On March 26, 1996, Continental Airlines, Inc. issued a press release announcing
that it has closed an offering of $230 million of 6 3/4% Convertible
Subordinated Notes due April 15, 2006.
Attached hereto as Exhibit 99.1, and incorporated herein by reference, is the
Company's March 26, 1996 press release.
Item 7. Financial Statements and Exhibits.
(c) Exhibits
99.1 Press Release, dated March 26, 1996.
SIGNATURE
Pursuant to the requirements of the Securities Exchange Act of 1934, Continental
Airlines, Inc. has duly caused this report to be signed on its behalf by the
undersigned hereunto duly authorized.
CONTINENTAL AIRLINES, INC.
By /s/ Lawrence W. Kellner
Lawrence W. Kellner
Senior Vice President and
Chief Financial Officer
March 26, 1996
EXHIBIT INDEX
99.1 Press Release, dated March 26, 1996.

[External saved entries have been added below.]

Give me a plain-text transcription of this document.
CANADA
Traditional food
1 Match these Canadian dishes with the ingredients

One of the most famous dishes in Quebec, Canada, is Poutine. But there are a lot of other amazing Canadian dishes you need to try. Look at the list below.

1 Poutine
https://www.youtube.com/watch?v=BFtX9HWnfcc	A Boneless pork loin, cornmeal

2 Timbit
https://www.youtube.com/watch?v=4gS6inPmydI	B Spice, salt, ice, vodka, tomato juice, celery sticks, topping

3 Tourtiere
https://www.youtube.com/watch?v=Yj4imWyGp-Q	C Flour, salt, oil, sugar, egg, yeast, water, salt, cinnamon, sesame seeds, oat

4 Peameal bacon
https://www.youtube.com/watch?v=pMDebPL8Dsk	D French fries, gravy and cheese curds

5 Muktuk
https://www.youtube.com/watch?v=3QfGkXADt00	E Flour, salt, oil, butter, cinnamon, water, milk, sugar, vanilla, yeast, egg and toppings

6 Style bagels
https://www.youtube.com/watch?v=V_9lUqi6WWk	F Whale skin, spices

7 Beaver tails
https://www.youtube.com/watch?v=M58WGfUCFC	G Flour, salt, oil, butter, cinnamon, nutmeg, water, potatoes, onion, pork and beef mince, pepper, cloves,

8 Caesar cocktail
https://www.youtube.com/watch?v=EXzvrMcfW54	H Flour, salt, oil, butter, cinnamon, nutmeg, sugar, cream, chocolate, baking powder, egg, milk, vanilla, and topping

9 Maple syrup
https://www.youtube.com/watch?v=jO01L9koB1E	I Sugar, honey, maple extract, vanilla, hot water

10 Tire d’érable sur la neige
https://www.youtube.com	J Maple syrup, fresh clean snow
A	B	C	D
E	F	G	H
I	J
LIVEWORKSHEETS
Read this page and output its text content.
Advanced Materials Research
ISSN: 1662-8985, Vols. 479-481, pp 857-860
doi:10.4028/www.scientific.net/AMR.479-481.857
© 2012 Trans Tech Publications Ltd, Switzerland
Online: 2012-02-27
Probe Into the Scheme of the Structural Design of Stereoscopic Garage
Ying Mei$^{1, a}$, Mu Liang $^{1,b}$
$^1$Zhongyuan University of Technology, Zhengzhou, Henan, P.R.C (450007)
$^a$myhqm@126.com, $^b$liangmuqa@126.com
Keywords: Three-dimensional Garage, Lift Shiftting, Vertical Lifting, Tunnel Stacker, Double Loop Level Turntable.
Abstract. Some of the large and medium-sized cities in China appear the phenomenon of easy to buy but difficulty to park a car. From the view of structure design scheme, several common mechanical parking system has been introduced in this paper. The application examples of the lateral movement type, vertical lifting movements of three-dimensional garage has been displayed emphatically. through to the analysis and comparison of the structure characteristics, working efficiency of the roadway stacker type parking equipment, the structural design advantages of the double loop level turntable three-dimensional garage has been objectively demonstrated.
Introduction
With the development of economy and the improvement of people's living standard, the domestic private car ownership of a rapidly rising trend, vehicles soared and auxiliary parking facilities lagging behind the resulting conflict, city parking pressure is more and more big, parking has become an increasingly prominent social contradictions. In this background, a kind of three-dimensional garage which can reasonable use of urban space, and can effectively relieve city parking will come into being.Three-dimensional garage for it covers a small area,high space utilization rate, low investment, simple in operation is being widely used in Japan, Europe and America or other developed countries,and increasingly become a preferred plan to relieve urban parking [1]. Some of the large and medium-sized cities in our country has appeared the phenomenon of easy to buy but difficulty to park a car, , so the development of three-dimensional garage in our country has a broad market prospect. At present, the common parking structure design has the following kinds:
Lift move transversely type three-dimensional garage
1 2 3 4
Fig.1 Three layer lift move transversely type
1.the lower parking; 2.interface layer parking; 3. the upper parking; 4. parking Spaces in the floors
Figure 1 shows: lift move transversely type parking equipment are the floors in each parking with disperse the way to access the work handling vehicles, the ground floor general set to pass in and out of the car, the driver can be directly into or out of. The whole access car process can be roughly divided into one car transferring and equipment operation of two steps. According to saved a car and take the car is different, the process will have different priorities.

CONTINENTAL COMPLETES CONVERTIBLE NOTES OFFERING
March 26, 1996 Houston, Texas: Continental Airlines, Inc. (NYSE:
CAI.B and CAI.A) announced today that it has closed its previously announced
offering of $230 million of 6 3/4% Convertible Subordinated Notes due April 15,
2006. The Notes are convertible into Class B common stock of Continental at an
initial conversion price of $60.39 per share. The net proceeds of the offering
(approximately $222.6 million) will be used by the airline to reduce debt and
for general corporate purposes.
The Notes have been listed on the Luxembourg Stock Exchange. The
securities offered have not been registered under the Securities Act of 1933 and
may not be offered or sold in the United States absent registration or an
applicable exemption from registration requirements.